His kicking was suspect throughout, he lost a goal at his near post (albeit an admittedly adept finish from Cousin) and shovelled a tame cross from Broadfoot straight to Miller to round off a gruesome day. He epitomised an unusually subdued Celtic performance.
Defensively, they were unable to curtail Cousin's bull-in-a-China-shop style until the wreckage - including a cut and bruise to Gary Caldwell's face - became too much for the referee to tolerate.
In midfield, the champions were uniformally second best. Scott Brown kept his place ahead of Barry Robson, an inspirational figure in last season's derbies at Celtic Park, but again wilted on the big occasion. Worryingly for Gordon Strachan, Brown's most enduring performances since his £4.5m transfer from Hibernian have been in the dark blue of Scotland.
He claimed an assist for Celtic's equalising goal but became inhibited rather than inspired as Rangers not only overpowered Celtic but outmanoeuvred them. Steven Davis's forcefulness rendered Aiden McGeady an agitated bystander encamped in his own half. Even more unusually, Broadfoot - a popular figure of ridicule among rival supporters - performed as an auxiliary winger by the end.

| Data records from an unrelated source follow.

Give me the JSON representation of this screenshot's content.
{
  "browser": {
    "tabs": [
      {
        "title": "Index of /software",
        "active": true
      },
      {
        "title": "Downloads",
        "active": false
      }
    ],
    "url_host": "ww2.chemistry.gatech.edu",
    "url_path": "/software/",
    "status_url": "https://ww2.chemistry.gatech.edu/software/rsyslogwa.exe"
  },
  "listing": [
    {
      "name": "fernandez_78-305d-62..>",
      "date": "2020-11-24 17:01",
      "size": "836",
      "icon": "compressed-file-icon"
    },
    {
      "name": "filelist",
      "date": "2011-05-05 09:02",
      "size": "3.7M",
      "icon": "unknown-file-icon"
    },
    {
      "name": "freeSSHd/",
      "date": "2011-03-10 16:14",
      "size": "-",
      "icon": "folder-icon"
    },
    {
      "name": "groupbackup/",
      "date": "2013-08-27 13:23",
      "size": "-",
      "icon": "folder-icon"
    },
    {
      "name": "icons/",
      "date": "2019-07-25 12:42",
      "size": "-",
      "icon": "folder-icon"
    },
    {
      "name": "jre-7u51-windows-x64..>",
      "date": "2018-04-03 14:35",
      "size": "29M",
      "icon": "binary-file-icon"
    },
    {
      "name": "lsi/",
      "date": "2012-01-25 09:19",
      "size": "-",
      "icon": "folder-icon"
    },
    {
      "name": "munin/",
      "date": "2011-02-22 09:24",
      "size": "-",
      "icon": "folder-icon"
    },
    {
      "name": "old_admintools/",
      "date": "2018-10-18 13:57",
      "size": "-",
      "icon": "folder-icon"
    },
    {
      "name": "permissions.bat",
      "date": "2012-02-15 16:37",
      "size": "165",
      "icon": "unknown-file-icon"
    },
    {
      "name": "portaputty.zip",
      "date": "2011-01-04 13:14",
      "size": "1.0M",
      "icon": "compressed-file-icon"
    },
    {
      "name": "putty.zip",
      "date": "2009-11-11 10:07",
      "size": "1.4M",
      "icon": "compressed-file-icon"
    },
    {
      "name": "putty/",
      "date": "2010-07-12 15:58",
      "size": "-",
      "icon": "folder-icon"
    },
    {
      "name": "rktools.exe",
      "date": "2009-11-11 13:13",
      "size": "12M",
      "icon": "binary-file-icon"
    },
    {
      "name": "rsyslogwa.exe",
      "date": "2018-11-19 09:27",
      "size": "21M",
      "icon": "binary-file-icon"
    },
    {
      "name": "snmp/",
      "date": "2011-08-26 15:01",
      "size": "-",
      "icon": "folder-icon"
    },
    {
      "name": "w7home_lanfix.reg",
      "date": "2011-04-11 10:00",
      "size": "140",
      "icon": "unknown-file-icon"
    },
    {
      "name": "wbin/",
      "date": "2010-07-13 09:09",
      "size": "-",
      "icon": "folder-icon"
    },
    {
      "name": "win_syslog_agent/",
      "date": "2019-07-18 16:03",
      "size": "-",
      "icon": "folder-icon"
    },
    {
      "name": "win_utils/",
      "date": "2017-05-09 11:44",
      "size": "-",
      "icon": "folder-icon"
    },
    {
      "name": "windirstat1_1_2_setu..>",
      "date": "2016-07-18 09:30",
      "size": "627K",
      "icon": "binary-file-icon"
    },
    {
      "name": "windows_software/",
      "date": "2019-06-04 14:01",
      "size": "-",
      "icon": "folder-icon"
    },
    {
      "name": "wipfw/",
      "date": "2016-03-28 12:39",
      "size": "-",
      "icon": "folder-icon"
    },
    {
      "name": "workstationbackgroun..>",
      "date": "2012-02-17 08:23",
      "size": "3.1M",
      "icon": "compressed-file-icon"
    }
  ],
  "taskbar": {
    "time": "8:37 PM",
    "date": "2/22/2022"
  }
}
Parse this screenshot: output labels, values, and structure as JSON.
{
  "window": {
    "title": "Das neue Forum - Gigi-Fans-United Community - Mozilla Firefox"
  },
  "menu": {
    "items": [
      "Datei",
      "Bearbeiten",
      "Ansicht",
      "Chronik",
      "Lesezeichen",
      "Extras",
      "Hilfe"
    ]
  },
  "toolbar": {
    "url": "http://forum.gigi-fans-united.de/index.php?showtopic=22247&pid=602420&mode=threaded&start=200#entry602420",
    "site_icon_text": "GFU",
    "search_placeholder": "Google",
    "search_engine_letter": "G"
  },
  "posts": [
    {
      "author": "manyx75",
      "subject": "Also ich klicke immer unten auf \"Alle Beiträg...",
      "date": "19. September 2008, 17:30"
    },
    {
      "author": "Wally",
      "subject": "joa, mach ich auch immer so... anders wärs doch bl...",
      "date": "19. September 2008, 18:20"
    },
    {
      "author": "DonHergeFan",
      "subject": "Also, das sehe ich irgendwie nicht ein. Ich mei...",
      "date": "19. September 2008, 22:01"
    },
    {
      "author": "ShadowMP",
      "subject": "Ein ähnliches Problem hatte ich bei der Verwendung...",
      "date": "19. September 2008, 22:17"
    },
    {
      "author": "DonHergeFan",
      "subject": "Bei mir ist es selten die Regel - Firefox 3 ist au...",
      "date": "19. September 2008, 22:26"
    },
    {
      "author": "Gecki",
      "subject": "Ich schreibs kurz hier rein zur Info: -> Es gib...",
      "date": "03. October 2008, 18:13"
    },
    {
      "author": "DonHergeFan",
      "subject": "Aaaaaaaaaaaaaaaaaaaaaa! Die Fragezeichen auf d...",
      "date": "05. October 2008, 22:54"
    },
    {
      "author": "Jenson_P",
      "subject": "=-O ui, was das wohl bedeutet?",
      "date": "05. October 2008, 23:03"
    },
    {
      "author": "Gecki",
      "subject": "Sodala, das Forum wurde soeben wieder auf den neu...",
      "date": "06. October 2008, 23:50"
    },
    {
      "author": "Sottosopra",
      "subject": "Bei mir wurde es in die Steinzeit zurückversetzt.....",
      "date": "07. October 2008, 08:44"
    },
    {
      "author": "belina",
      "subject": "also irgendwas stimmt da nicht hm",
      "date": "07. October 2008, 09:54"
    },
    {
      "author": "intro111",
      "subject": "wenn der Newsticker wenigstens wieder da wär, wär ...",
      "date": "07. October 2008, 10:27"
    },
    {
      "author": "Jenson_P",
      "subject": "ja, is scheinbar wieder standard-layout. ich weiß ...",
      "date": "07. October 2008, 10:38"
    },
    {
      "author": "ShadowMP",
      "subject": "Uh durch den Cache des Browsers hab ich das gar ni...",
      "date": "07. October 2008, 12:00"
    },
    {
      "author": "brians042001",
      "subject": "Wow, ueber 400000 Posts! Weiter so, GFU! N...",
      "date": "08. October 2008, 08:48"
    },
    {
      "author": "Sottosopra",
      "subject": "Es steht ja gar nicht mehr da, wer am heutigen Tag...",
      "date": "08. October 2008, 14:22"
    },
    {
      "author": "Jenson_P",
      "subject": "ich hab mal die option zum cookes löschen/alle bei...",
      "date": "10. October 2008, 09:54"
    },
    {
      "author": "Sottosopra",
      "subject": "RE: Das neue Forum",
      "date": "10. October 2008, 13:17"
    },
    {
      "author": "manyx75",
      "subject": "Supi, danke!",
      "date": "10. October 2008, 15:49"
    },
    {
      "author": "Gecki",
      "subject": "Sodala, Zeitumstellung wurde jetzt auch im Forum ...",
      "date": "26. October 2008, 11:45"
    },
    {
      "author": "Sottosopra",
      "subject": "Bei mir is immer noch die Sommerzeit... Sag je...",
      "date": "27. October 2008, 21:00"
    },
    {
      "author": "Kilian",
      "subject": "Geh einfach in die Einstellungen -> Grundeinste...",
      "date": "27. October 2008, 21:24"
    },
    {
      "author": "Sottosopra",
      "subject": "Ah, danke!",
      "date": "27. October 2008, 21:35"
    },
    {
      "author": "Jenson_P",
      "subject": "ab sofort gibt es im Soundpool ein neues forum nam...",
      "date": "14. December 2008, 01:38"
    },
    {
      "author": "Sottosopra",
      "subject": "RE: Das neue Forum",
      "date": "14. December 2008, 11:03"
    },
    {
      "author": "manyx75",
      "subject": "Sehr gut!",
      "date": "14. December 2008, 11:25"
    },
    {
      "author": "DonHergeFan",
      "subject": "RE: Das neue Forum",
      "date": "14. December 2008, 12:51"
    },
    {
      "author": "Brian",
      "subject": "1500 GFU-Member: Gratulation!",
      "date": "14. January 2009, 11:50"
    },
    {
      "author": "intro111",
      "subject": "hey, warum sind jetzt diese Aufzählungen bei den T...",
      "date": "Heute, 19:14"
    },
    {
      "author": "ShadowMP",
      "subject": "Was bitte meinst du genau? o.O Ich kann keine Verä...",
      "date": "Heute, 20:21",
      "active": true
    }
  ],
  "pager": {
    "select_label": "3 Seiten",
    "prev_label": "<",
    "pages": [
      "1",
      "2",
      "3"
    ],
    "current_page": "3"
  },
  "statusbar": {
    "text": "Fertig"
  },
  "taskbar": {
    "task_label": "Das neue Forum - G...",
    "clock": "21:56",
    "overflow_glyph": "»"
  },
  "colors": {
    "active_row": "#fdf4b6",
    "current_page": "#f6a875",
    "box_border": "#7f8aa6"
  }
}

He even managed an ironic smile during a ridiculous episode of role reversal, in which he danced past McGeady and was contemptuously chopped down.
Shunsuke Nakamura was consigned to a special-teams cameo but his trademark free-kick conversion applied only consolation to the scoreline. He was the victim of an early Kevin Thomson challenge, more suited to the uncultured junior ranks, but was prohibited more by Andreas Hinkel's flimsy support.
With a dearth of creativity, Celtic's secondary striking partnership of Shaun Maloney and Georgios Samaras were hardly overburdened with opportunity. By comparison, Cousin and Miller were in their element. Rangers upholstered their territorial supremacy, not to mention new ethos, with a slick passage that epitomised Mendes's influence.
He switched the ball out to Cousin, who swatted Mark Wilson out the way, shaped to cut back for Miller and squeezed the ball inside Boruc's near post.
Revelry was quickly interrupted. Brown capitalised on a second's hesitancy from Mendes and Davis and stabbed the ball forward to McGeady. Sasa Papac failed to deal with the delivery, prodding straight off David Weir with his left boot when a right hoof was required. It enabled Samaras to bundle home gratefully before the break.
Rangers were undeterred and persisted with their patient and productive game plan. Adam's deep cross was volleyed emphatically by Miller and Mendes put the result beyond question by drilling Davis's corner past Boruc. Then, the idiotic intermission. Cousin was sent off for his umpteenth aerial collision in a fascinating duel with Caldwell, a decision that brought out Walter Smith's alter ego. The away dug-out were soothed seconds later, when Vennegoor of Hesselink was dismissed for a petulant swipe at Broadfoot.
Miller feasted on Boruc's wandering mind, and slippery hands, while Nakamura salvaged a semblance of respectability.